I will be honest. I've been a little bit in love with McAvoy ever since he played that dude with the horns and a nerdy scarf. But I can be objective, and say that yes, his portrayal of Xavier made me believe that Patrick Stewart is capable of using the word 'groovy'. It's also the simple Britishness of the man I love (question: what was his family doing living in America?). The scenes set in Oxford were gorgeous - although they just cut out my place of work (all right, it was on the other side of the road). This is a man who uses his knowledge of genetics as a chat up line; worries about disturbing his hair when he first uses Cerebro; but is also capable of a head-masterly seriousness, combined with an ability to bring out the absolute best in others, because he is, first and foremost, a teacher. In this regard McAvoy is following in the footsteps of Patrick Stewart - a wise move, since he got it dead right (Stewart should have been cast as Dumbledore, but Xavier is definitely cut from the same cloth. Can you just imagine Dumbledore actually stopping time in order to teach his wayward fire-obsessed pupils a lesson?). The 'training' scenes were an absolute joy to watch. Yes, they were cheesy, but not clich├ęd. The split screens were a throwback, but a clever one.

"Hit the target and not me, there's a good chap!"

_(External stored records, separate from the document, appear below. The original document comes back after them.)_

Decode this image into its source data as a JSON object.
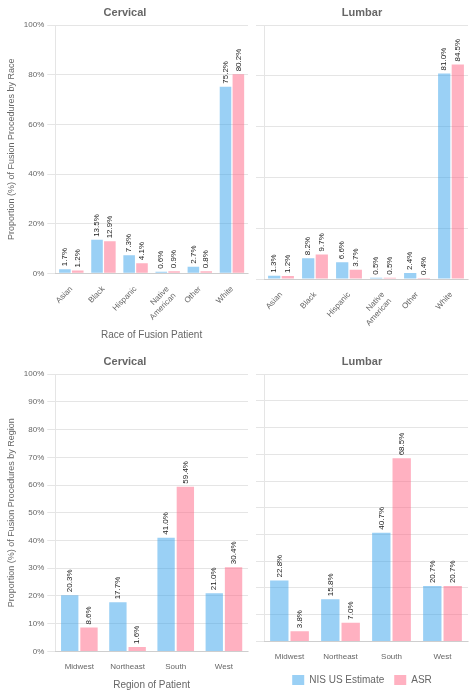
{
  "chart_data": [
    {
      "type": "bar",
      "title": "Cervical",
      "categories": [
        "Asian",
        "Black",
        "Hispanic",
        "Native\nAmerican",
        "Other",
        "White"
      ],
      "series": [
        {
          "name": "NIS US Estimate",
          "values": [
            1.7,
            13.5,
            7.3,
            0.6,
            2.7,
            75.2
          ],
          "value_labels": [
            "1.7%",
            "13.5%",
            "7.3%",
            "0.6%",
            "2.7%",
            "75.2%"
          ]
        },
        {
          "name": "ASR",
          "values": [
            1.2,
            12.9,
            4.1,
            0.9,
            0.8,
            80.2
          ],
          "value_labels": [
            "1.2%",
            "12.9%",
            "4.1%",
            "0.9%",
            "0.8%",
            "80.2%"
          ]
        }
      ],
      "y_label": "Proportion (%) of Fusion Procedures by Race",
      "x_label": "Race of Fusion Patient",
      "ylim": [
        0,
        100
      ],
      "yticks": [
        {
          "value": 0,
          "label": "0%"
        },
        {
          "value": 20,
          "label": "20%"
        },
        {
          "value": 40,
          "label": "40%"
        },
        {
          "value": 60,
          "label": "60%"
        },
        {
          "value": 80,
          "label": "80%"
        },
        {
          "value": 100,
          "label": "100%"
        }
      ],
      "grid": true,
      "data_labels": true
    },
    {
      "type": "bar",
      "title": "Lumbar",
      "categories": [
        "Asian",
        "Black",
        "Hispanic",
        "Native\nAmerican",
        "Other",
        "White"
      ],
      "series": [
        {
          "name": "NIS US Estimate",
          "values": [
            1.3,
            8.2,
            6.6,
            0.5,
            2.4,
            81.0
          ],
          "value_labels": [
            "1.3%",
            "8.2%",
            "6.6%",
            "0.5%",
            "2.4%",
            "81.0%"
          ]
        },
        {
          "name": "ASR",
          "values": [
            1.2,
            9.7,
            3.7,
            0.5,
            0.4,
            84.5
          ],
          "value_labels": [
            "1.2%",
            "9.7%",
            "3.7%",
            "0.5%",
            "0.4%",
            "84.5%"
          ]
        }
      ],
      "ylim": [
        0,
        100
      ],
      "yticks": [
        0,
        20,
        40,
        60,
        80,
        100
      ],
      "grid": true,
      "data_labels": true,
      "tick_labels": "x"
    },
    {
      "type": "bar",
      "title": "Cervical",
      "categories": [
        "Midwest",
        "Northeast",
        "South",
        "West"
      ],
      "series": [
        {
          "name": "NIS US Estimate",
          "values": [
            20.3,
            17.7,
            41.0,
            21.0
          ],
          "value_labels": [
            "20.3%",
            "17.7%",
            "41.0%",
            "21.0%"
          ]
        },
        {
          "name": "ASR",
          "values": [
            8.6,
            1.6,
            59.4,
            30.4
          ],
          "value_labels": [
            "8.6%",
            "1.6%",
            "59.4%",
            "30.4%"
          ]
        }
      ],
      "y_label": "Proportion (%) of Fusion Procedures by Region",
      "x_label": "Region of Patient",
      "ylim": [
        0,
        100
      ],
      "yticks": [
        {
          "value": 0,
          "label": "0%"
        },
        {
          "value": 10,
          "label": "10%"
        },
        {
          "value": 20,
          "label": "20%"
        },
        {
          "value": 30,
          "label": "30%"
        },
        {
          "value": 40,
          "label": "40%"
        },
        {
          "value": 50,
          "label": "50%"
        },
        {
          "value": 60,
          "label": "60%"
        },
        {
          "value": 70,
          "label": "70%"
        },
        {
          "value": 80,
          "label": "80%"
        },
        {
          "value": 90,
          "label": "90%"
        },
        {
          "value": 100,
          "label": "100%"
        }
      ],
      "grid": true,
      "data_labels": true
    },
    {
      "type": "bar",
      "title": "Lumbar",
      "categories": [
        "Midwest",
        "Northeast",
        "South",
        "West"
      ],
      "series": [
        {
          "name": "NIS US Estimate",
          "values": [
            22.8,
            15.8,
            40.7,
            20.7
          ],
          "value_labels": [
            "22.8%",
            "15.8%",
            "40.7%",
            "20.7%"
          ]
        },
        {
          "name": "ASR",
          "values": [
            3.8,
            7.0,
            68.5,
            20.7
          ],
          "value_labels": [
            "3.8%",
            "7.0%",
            "68.5%",
            "20.7%"
          ]
        }
      ],
      "ylim": [
        0,
        100
      ],
      "yticks": [
        0,
        10,
        20,
        30,
        40,
        50,
        60,
        70,
        80,
        90,
        100
      ],
      "grid": true,
      "data_labels": true,
      "tick_labels": "x",
      "legend": "bottom"
    }
  ]
}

Fassbender is, easily, my favourite character from Inglourious Basterds; he was brilliant with what little screen-time he had.

"Well, if this is it, old boy, I hope you don't mind if I go out speaking the King's."

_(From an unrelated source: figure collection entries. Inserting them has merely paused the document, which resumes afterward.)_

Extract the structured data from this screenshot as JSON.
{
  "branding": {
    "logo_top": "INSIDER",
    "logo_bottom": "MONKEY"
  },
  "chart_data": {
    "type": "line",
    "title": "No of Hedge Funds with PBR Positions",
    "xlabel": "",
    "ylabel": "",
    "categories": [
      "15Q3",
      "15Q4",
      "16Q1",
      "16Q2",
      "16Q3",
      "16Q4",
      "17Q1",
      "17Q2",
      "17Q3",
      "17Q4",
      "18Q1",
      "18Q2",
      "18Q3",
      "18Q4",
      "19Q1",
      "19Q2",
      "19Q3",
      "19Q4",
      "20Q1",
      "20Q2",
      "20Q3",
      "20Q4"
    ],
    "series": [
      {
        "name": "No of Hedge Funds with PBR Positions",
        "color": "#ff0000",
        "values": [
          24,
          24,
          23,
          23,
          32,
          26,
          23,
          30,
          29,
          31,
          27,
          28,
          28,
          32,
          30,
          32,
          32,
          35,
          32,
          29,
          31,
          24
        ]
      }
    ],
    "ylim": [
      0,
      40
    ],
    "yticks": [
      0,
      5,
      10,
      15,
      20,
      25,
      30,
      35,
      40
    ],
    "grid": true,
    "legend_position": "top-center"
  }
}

It's funny that there's scenes in First Class that wouldn't have looked out of place in Inglourious Basterds, but without the grim humour Tarantino excels at. Both the bar and bank scenes were brilliantly done - all justified anger with undercurrents of almost disturbing menace. When you consider how Magneto is played by McKellan, it's astonishing that Fassbender gives the character such sympathy. Here is someone you can almost root for. Almost.

His scenes with McAvoy are, really, the whole point of the film, and they're beautifully done. Here are two people whose backgrounds could not be more different, but both have access to a remarkable power; who have to forge a friendship if they're to be the 'good guys' in this entirely new world.

"More tea, vicar?"

I think my favourite scenes were when they were tracking down all the 'mutants', mainly for a cameo which actually made me squeal with excitement; enough so that my objection at it did not seem to matter: namely, that someone who has lived in a concentration camp WOULD NOT have given up so easily, no matter how many 'Go fuck yourself!'s were growled at him. It's best, I think, not to go down the road of, 'But they could have made such a difference to his life!'

Quibbles are very, very minor. Angel, for example. I didn't really 'get' why she would have changed sides so very easily, especially after one of her friends is killed. I also don't quite understand Mystique. While she was played very, very well by Jennifer Lawrence, now making me even more excited for The Hunger Games, I don't really see why she has such a problem with who she is. She has probably the coolest power out there, and yes, her real appearance is a little on the bizarre side, but it's not like she's stuck with it, unlike some others. In fact, who's to say that is her 'real' appearance? Surely whichever skin she's most comfortable in (mentally as well as physically) should be the reality? While we're on the quibbles, let's mention the discrepancies: if that really is Storm during the excellent Cerebro scene, she'd be quite a bit older by the start of the first film than Halle Berry really looks. Also, I'm fairly sure Xavier wasn't in a wheelchair for the flashback at the start of X-3.

However, quibbles are not something I'll focus on. It's a great film, and I'm already looking forward to buyinthe DVD.